The most interesting moment though was Hislop’s interview with Katie Hopkins about the media’s role in fuelling immigration fear. Hopkins seemed to take pride in her role, claiming that two things sell papers – Maddie McCann and immigration. She also pushed back strongly on the idea that she was pedalling hate, claiming to be merely defending a country she loved, which is strange, considering most of her journalism involves talking the country down in a way that if it was done by a Leftie, would be seen as unpatriotic. Most chillingly though, she laid the blame for her and other right-wing commentators at the feet of Hislop, positing him and the ‘liberal elite’ as Frankenstein, she as their monster.

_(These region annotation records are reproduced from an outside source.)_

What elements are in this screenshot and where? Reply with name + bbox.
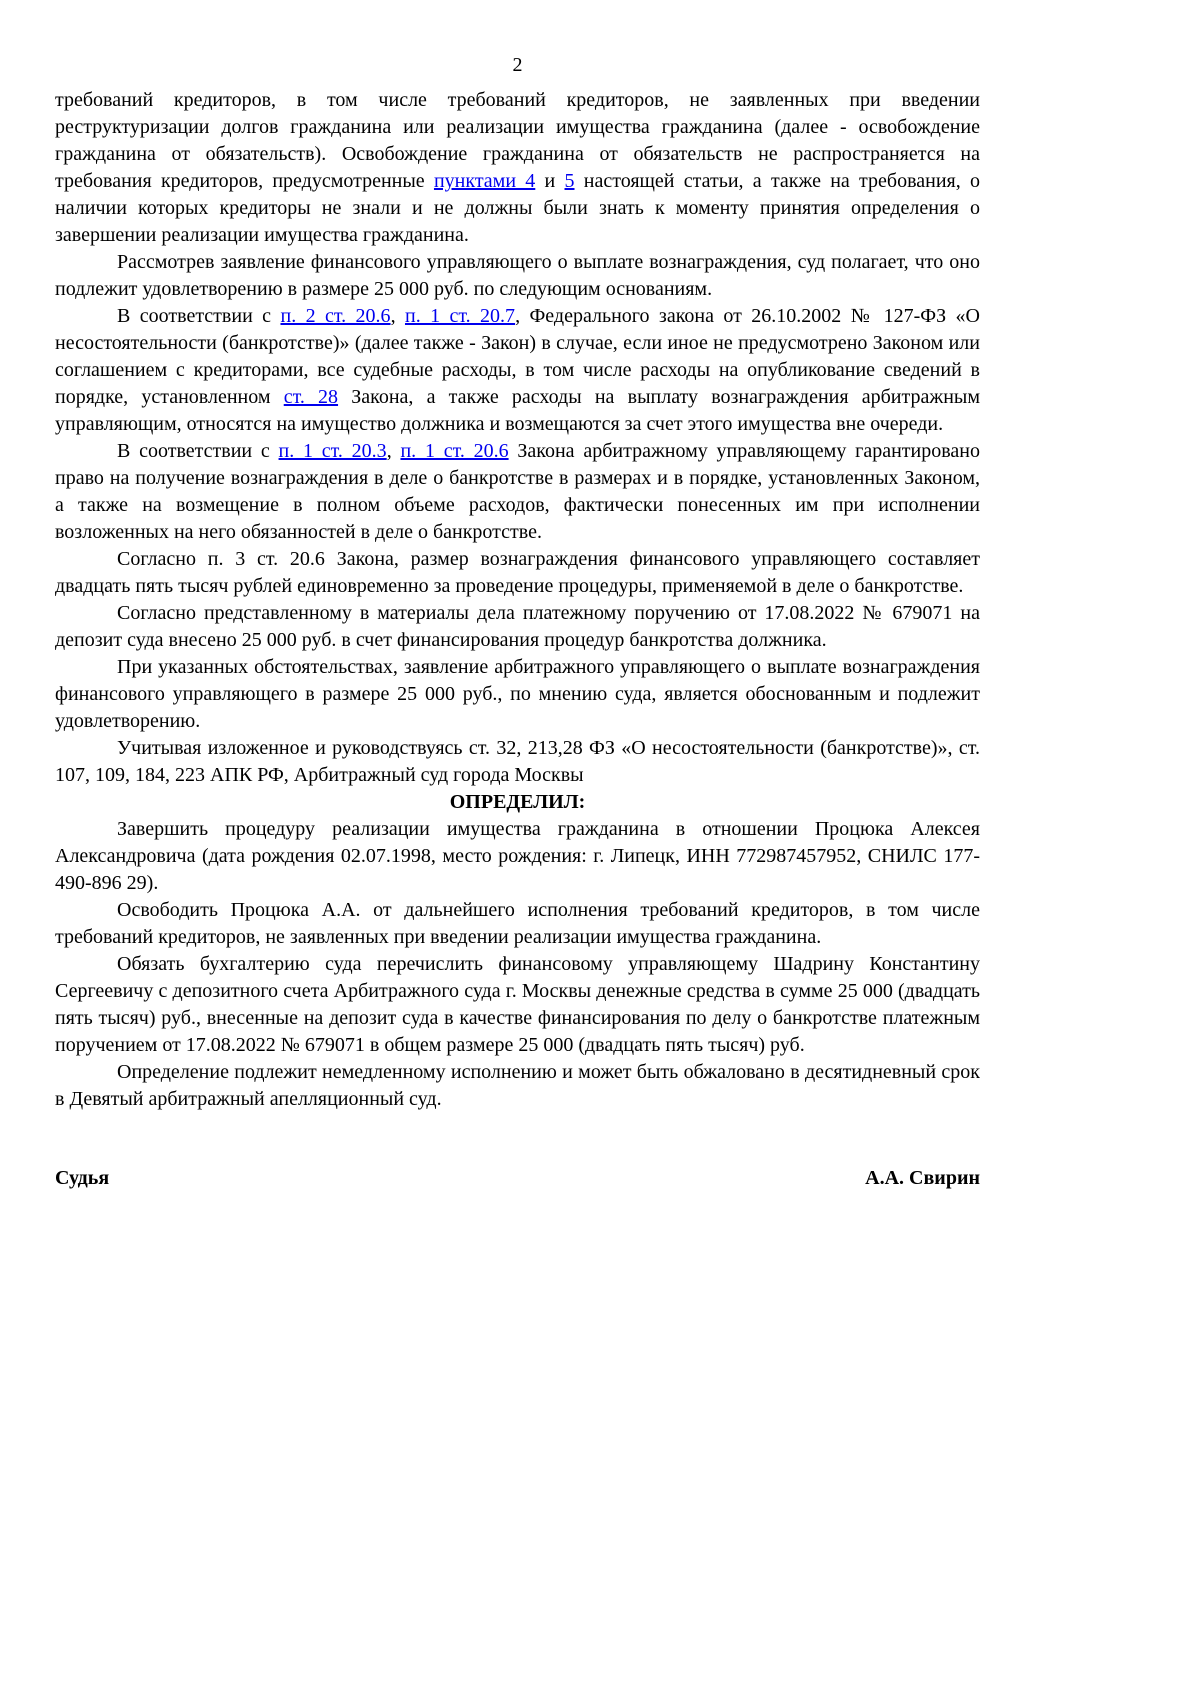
legal-reference-link[interactable]: п. 1 ст. 20.6 xyxy=(400,440,509,462)
text-segment: Закона арбитражному управляющему гарантировано право на получение вознаграждения в деле о банкротстве в размерах и в порядке, установленных Законом, а также на возмещение в полном объеме расходов, фактически понесенных им при исполнении возложенных на него обязанностей в деле о банкротстве. xyxy=(55,440,980,543)
document-body xyxy=(55,87,980,1113)
paragraph xyxy=(55,816,980,897)
text-segment: Определение подлежит немедленному исполнению и может быть обжаловано в десятидневный срок в Девятый арбитражный апелляционный суд. xyxy=(55,1061,980,1110)
paragraph xyxy=(55,249,980,303)
paragraph xyxy=(55,87,980,249)
text-segment: Согласно п. 3 ст. 20.6 Закона, размер вознаграждения финансового управляющего составляет двадцать пять тысяч рублей единовременно за проведение процедуры, применяемой в деле о банкротстве. xyxy=(55,548,980,597)
text-segment: В соответствии с xyxy=(117,305,281,327)
text-segment: Рассмотрев заявление финансового управляющего о выплате вознаграждения, суд полагает, что оно подлежит удовлетворению в размере 25 000 руб. по следующим основаниям. xyxy=(55,251,980,300)
paragraph xyxy=(55,654,980,735)
signature-row xyxy=(55,1165,980,1192)
paragraph xyxy=(55,438,980,546)
text-segment: Завершить процедуру реализации имущества гражданина в отношении Процюка Алексея Александровича (дата рождения 02.07.1998, место рождения: г. Липецк, ИНН 772987457952, СНИЛС 177-490-896 29). xyxy=(55,818,980,894)
legal-reference-link[interactable]: 5 xyxy=(564,170,575,192)
text-segment: , Федерального закона от 26.10.2002 № 127-ФЗ «О несостоятельности (банкротстве)» (далее также - Закон) в случае, если иное не предусмотрено Законом или соглашением с кредиторами, все судебные расходы, в том числе расходы на опубликование сведений в порядке, установленном xyxy=(55,305,980,408)
paragraph xyxy=(55,735,980,789)
legal-reference-link[interactable]: п. 1 ст. 20.3 xyxy=(278,440,387,462)
paragraph xyxy=(55,303,980,438)
paragraph xyxy=(55,600,980,654)
text-segment: Учитывая изложенное и руководствуясь ст. 32, 213,28 ФЗ «О несостоятельности (банкротстве)», ст. 107, 109, 184, 223 АПК РФ, Арбитражный суд города Москвы xyxy=(55,737,980,786)
text-segment: Освободить Процюка А.А. от дальнейшего исполнения требований кредиторов, в том числе требований кредиторов, не заявленных при введении реализации имущества гражданина. xyxy=(55,899,980,948)
legal-reference-link[interactable]: п. 1 ст. 20.7 xyxy=(404,305,516,327)
page-number: 2 xyxy=(512,54,523,76)
text-segment: Закона, а также расходы на выплату вознаграждения арбитражным управляющим, относятся на имущество должника и возмещаются за счет этого имущества вне очереди. xyxy=(55,386,980,435)
text-segment: настоящей статьи, а также на требования, о наличии которых кредиторы не знали и не должны были знать к моменту принятия определения о завершении реализации имущества гражданина. xyxy=(55,170,980,246)
signature-judge-name: А.А. Свирин xyxy=(865,1167,980,1189)
paragraph xyxy=(55,897,980,951)
legal-reference-link[interactable]: ст. 28 xyxy=(283,386,339,408)
paragraph xyxy=(55,546,980,600)
text-segment: В соответствии с xyxy=(117,440,279,462)
text-segment: , xyxy=(390,305,405,327)
ruling-heading: ОПРЕДЕЛИЛ: xyxy=(449,791,586,813)
text-segment: требований кредиторов, в том числе требований кредиторов, не заявленных при введении реструктуризации долгов гражданина или реализации имущества гражданина (далее - освобождение гражданина от обязательств). Освобождение гражданина от обязательств не распространяется на требования кредиторов, предусмотренные xyxy=(55,89,980,192)
text-segment: При указанных обстоятельствах, заявление арбитражного управляющего о выплате вознаграждения финансового управляющего в размере 25 000 руб., по мнению суда, является обоснованным и подлежит удовлетворению. xyxy=(55,656,980,732)
legal-reference-link[interactable]: п. 2 ст. 20.6 xyxy=(280,305,391,327)
legal-reference-link[interactable]: пунктами 4 xyxy=(433,170,536,192)
text-segment: , xyxy=(386,440,401,462)
signature-judge-label: Судья xyxy=(55,1167,110,1189)
text-segment: и xyxy=(535,170,565,192)
text-segment: Обязать бухгалтерию суда перечислить финансовому управляющему Шадрину Константину Сергеевичу с депозитного счета Арбитражного суда г. Москвы денежные средства в сумме 25 000 (двадцать пять тысяч) руб., внесенные на депозит суда в качестве финансирования по делу о банкротстве платежным поручением от 17.08.2022 № 679071 в общем размере 25 000 (двадцать пять тысяч) руб. xyxy=(55,953,980,1056)
paragraph xyxy=(55,951,980,1059)
paragraph xyxy=(55,1059,980,1113)
text-segment: Согласно представленному в материалы дела платежному поручению от 17.08.2022 № 679071 на депозит суда внесено 25 000 руб. в счет финансирования процедур банкротства должника. xyxy=(55,602,980,651)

One of the things that came out repeatedly in the documentary was that history is often a cycle. In this case, a surge of immigration creates fears of crime, cultural clashes and threats to employment. Then those immigrants assimilate, aping their hosts’ habits, before the next generation sees a new set of immigrants, and the fears rise up again.

Hislop did leave us with a lesson, albeit a slightly theoretical one. Although open door immigration wouldn’t work (although other than going against popular opinion he doesn’t say why), open mind would. In other words, be cautious but compassionate. Welcome those who can and will contribute regardless of their background and reach out to those who are without support. Keep out those who are obviously dangerous and try to ensure individual communities don’t get overwhelmed. Most importantly, stick to the facts and don’t get wrapped up in rhetoric. Britain’s history will always make it an asylum of nations. That doesn’t mean it isn’t one that doesn’t function.

Contrary to some arguments, satire appears to be in robust health. The sketch show has perhaps continued it’s slow death, although Tracey Ullman has giving it a bit of a boost, but panel shows have sprung up to take its place. Having said that, there does seem to be an increasingly blunted edge to their swords, particularly on the BBC, who are having to kiss the arse of a government that overtly hates them.

So it is little surprise then that the brightest future for a satire is a) American and b) animated. The Simpsons arguably started this charge, with South Park and Seth McFarlane’s Family Guy and American Dad following suit. Joining the charge of the laughs brigade is Bordertown, a cousin of the aforementioned of American Dad. It has a similar tone and target, focusing on the ludicrous actions and bewildering popularity of right-wing political movements and their supporters. What AD did to the Republican movement, Bordertown is doing to the hot potato of immigration.

At the centre of the show are two families living in a small town on the US/Mexico border. The Buckwald’s are borderline red-necks. You can imagine them supporting Trump and not batting an eye at the violent mob that swirls around him. The Gonzalez family are Mexican immigrants who have achieved a modest level of success. Most of the humour revolves around the patriarch of the former, Bud, being jealous of the latter’s head of house, Ernesto.

A lot of the jokes hit home in a fairly blunt manner. It’s quite clear that the reason for the Gonzalez’s success is having a better work ethic, entrepreneurial vision and a sincere gratitude for life. Meanwhile, the Buckwald’s are comparatively uneducated, lazy and consumed by material greed. This is, of course, more black and white than reality, but some points still stand. Those who look frustratingly at immigrants climbing past them don’t realise the work the immigrants put in to doing so. Certainly in Britain, the tools are there for everyone to achieve, it’s just that some choose not to and prefer to complain about those that do.

Of course, it’s all well and good making some wise satire, but if it’s not funny it is not going to hit its mark. Thankfully, to me at least, it is. I have laughed several times at each episode so far, which is an achievement in itself. Yes, some of the humour is a little basic, and I am still not a fan of toilet humour. But, overall, I am charmed by it. Reviews suggest I am in a minority, but I’m used to that. Sadly, those of us that look beyond the spin around immigration often are.